Intratumoral therapy was tried in the past with limited success, but is back in vogue as demonstrated by the recent publications of herpes virus injections. The study presented was of ipilimumab plus intratumoral IL-2 in unresectable stage III/IV melanoma patients. An abscopal effect (a phenomenon in the treatment of metastatic cancer where localized treatment of a tumor causes not only a shrinking of the treated tumor, but also a shrinking of tumors in different compartments from the treated tumor) was seen in 75% of patients. Overall, the therapy was well-tolerated (with some focal necrosis at the injection site) and generated responses both in the injected and noninjected lesions.
The final presenter, Lillian Siu, MD, FRCPC, reviewed vaccine therapies and dendritic cell therapies. These seemed a little more nebulous in therapeutic outcome. The most interesting to me was the lung cancer vaccine trial in which Yataro Daigo, MD, PhD and his team investigated genome-wide screens to identify multiple genes/antigens. In this phase I trial, they administered a vaccine "cocktail" with three antigens. Patients with response to all three had more pronounced response than those with single response.

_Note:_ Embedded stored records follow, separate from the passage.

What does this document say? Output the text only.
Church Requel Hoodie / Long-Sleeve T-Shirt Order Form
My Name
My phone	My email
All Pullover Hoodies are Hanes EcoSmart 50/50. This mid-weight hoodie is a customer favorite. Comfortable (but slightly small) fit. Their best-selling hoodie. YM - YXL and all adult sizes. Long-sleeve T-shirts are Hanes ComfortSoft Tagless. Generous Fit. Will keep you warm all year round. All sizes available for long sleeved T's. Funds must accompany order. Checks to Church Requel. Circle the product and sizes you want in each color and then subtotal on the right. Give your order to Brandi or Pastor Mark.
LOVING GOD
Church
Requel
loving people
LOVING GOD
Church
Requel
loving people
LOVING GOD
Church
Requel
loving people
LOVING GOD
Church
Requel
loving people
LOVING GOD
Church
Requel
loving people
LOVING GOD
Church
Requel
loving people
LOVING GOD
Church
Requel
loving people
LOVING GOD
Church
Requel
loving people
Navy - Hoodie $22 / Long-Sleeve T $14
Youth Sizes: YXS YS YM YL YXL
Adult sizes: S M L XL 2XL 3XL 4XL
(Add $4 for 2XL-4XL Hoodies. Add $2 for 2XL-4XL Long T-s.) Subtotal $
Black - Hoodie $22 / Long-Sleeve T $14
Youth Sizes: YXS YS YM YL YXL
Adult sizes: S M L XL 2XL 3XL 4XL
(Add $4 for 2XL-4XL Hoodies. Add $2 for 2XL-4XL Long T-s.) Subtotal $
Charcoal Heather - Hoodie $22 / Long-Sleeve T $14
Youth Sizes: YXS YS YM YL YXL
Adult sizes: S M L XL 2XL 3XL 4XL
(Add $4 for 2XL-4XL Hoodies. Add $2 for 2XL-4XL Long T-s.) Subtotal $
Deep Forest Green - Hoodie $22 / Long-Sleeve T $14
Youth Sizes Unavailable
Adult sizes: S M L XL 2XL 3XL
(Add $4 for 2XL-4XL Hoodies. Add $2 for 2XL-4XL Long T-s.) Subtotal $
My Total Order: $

In summary, there are a number of exciting fronts being explored in early-phase immuno-oncology. One notable category that was not discussed was CAR-T-cell therapy. I expect there will be more of that next year. Finally, as a quick aside, Leonard Saltz, MD, gave an excellent discussion at the end of the plenary session on Sunday that looked at the exponentially rising costs of therapies, highlighting the enormous monthly cost of the check point inhibitor, pembrolizumab, which costs around $14,000 per month. While the field of immuno-oncology continues to grow, so are drug costs. This will continue to be a topic of discussion as well.